In ihrem Brief bedient sich Schwarzer der Sprache des Rappers, bezeichnet ihn als „Muttersohn“ und spielt auf die tunesische Herkunft seines Vaters an. „Indem Schwarzer die Herkunft der Eltern betont, schafft sie es auch implizit, Gewalt zu kulturalisieren“, kritisiert Blog-Autorin Magda die Frauenrechtlerin auf mädchenmannschaft.net. Schwarzer würde Bushidos Sexismus mit Xenophobie begegnen und sich dabei selbst einer diskriminierenden Rhetorik bedienen. Es stellt sich tatsächlich die Frage, was Alice Schwarzer mit ihrem wütenden Text erreichen möchte. Macht es Sinn, sich mit Bushido auf eine Schlammschlacht einzulassen? Wohl kaum. Auch wenn sie es vielleicht tatsächlich geschafft hat, „Deutschlands Rapper Nr.1“ persönlich zu treffen, indem sie auf seine nicht ganz so „harte“ Männlichkeit, die enge Beziehung zu seiner Mutter und seinen Migrationshintergrund zielt. Ändert das etwas am Sachverhalt? Texte, die Frauen erniedrigen und sexualisierte Gewalt verherrlichen, sind (besonders in Hinblick auf die minderjährige Fangemeinschaft) inakzeptabel – egal, von wem sie vorgetragen werden.

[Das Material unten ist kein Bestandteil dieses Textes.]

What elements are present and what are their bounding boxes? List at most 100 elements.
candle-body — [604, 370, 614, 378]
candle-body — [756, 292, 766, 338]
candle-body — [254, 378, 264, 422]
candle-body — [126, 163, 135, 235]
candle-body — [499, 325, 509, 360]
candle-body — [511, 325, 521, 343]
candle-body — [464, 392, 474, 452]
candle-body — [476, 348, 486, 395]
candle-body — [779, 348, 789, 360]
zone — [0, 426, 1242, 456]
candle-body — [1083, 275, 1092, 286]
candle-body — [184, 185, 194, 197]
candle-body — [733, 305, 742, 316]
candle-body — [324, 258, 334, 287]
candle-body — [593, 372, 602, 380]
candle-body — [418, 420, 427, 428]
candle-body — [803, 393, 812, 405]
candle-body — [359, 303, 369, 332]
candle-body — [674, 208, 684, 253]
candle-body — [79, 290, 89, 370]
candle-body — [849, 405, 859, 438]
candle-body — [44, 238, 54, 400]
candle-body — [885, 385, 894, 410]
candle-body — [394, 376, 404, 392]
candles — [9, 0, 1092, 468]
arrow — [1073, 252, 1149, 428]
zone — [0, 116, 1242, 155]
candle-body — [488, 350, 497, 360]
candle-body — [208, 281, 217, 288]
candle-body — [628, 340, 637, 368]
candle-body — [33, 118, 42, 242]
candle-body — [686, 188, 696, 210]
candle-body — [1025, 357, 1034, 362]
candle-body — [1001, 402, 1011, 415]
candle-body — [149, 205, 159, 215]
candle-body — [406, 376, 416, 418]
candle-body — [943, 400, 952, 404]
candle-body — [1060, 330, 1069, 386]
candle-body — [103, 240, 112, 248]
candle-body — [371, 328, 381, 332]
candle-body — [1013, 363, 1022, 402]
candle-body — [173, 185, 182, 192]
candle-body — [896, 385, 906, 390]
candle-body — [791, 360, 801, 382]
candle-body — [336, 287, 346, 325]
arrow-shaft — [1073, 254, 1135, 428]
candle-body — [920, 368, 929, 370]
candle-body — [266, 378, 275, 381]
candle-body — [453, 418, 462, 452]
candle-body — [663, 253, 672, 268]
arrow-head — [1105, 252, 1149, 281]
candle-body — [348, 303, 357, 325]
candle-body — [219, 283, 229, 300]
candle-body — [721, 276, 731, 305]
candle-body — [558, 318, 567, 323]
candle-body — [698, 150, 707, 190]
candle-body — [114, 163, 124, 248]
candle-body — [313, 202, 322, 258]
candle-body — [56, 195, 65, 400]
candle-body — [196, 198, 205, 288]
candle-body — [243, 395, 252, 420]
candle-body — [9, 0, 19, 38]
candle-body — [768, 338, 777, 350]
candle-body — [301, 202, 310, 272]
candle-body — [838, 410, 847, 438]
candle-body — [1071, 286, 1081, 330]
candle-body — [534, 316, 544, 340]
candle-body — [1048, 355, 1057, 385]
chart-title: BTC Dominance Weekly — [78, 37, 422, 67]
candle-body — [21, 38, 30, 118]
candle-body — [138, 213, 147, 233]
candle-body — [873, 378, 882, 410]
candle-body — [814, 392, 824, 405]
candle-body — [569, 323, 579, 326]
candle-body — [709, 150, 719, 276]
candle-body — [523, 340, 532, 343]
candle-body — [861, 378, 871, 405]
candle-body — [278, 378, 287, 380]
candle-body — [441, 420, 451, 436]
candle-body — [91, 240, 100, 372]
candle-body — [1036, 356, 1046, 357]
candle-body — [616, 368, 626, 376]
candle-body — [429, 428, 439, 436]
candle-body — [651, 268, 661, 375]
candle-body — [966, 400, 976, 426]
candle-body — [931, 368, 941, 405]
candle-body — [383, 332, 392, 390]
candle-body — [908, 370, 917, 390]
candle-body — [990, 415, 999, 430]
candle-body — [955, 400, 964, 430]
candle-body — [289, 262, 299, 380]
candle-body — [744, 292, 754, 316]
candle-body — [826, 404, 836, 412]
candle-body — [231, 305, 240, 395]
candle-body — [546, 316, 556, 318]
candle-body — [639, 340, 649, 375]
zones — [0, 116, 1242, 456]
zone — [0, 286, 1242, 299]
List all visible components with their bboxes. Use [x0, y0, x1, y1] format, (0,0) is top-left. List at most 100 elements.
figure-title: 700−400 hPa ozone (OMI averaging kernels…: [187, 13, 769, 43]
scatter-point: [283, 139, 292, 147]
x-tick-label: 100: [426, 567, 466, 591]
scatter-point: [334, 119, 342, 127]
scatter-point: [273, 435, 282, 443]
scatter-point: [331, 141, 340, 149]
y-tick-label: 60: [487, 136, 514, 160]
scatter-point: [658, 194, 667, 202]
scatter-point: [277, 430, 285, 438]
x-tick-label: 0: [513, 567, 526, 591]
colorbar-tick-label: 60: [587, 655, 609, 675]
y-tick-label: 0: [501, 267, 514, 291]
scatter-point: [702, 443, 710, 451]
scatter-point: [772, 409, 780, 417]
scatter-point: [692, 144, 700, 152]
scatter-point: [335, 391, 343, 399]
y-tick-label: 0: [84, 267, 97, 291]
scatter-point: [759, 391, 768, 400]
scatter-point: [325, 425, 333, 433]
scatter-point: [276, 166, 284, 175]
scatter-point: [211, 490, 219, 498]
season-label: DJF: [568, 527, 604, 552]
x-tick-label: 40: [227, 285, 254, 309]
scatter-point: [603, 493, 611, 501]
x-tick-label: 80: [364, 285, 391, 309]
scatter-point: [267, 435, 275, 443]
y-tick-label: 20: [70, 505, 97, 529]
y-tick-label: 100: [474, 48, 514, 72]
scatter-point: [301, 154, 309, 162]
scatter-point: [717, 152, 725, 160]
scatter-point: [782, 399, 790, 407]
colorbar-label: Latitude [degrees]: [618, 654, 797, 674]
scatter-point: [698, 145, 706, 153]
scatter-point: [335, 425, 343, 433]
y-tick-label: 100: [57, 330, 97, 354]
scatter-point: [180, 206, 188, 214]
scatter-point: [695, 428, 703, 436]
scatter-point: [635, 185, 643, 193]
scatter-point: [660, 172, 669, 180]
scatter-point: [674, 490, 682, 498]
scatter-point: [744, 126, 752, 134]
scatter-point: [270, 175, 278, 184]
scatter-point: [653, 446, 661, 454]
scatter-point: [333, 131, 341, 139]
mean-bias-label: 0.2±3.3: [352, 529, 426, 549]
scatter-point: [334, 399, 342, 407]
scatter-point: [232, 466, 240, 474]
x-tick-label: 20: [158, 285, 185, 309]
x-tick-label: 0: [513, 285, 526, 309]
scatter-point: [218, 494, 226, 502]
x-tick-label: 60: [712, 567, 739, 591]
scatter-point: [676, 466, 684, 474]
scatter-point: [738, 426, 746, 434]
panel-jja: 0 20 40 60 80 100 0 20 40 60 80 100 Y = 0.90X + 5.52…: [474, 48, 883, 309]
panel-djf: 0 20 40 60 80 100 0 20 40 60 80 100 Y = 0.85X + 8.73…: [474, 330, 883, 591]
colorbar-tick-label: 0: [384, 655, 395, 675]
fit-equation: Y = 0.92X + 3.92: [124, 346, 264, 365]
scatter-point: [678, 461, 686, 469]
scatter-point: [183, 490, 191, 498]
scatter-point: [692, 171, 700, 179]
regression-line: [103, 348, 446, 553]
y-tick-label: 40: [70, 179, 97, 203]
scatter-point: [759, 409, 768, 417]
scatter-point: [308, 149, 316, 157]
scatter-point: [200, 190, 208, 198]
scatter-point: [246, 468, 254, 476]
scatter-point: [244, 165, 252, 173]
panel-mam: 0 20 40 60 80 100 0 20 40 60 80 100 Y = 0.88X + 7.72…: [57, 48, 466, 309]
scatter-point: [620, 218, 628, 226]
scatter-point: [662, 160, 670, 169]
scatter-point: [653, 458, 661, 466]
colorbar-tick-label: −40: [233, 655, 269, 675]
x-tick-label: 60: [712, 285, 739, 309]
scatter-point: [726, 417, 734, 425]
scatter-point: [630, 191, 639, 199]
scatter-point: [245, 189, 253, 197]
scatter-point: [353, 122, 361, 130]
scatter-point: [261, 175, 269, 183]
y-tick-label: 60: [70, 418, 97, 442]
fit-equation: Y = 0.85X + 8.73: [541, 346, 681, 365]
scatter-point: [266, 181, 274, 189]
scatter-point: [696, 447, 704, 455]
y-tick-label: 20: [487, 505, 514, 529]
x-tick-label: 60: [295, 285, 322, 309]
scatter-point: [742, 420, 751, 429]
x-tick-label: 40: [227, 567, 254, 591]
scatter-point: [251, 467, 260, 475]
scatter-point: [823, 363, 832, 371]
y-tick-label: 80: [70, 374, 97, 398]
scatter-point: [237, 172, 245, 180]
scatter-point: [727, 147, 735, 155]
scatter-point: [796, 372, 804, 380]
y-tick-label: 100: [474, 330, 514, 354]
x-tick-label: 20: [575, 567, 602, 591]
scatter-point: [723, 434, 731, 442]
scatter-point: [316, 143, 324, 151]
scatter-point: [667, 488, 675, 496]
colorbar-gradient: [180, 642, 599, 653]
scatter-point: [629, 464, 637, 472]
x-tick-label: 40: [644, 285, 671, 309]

Dennoch hat hier offensichtlich ein Prozess der Normalisierung stattgefunden – Kool Savas – Lyrics schockieren nicht mehr, sie sind zum „Style“ der „Rüpel-Rapper“ geworden. „Extrem populär, ein echtes Jugendidol“, so nennt Sony-Chef Berger Bushido. Nur dass die eigene 13-jährige Tochter sich auf den Konzerten der Rapper vergnügt – das wollen die meisten dann doch lieber nicht.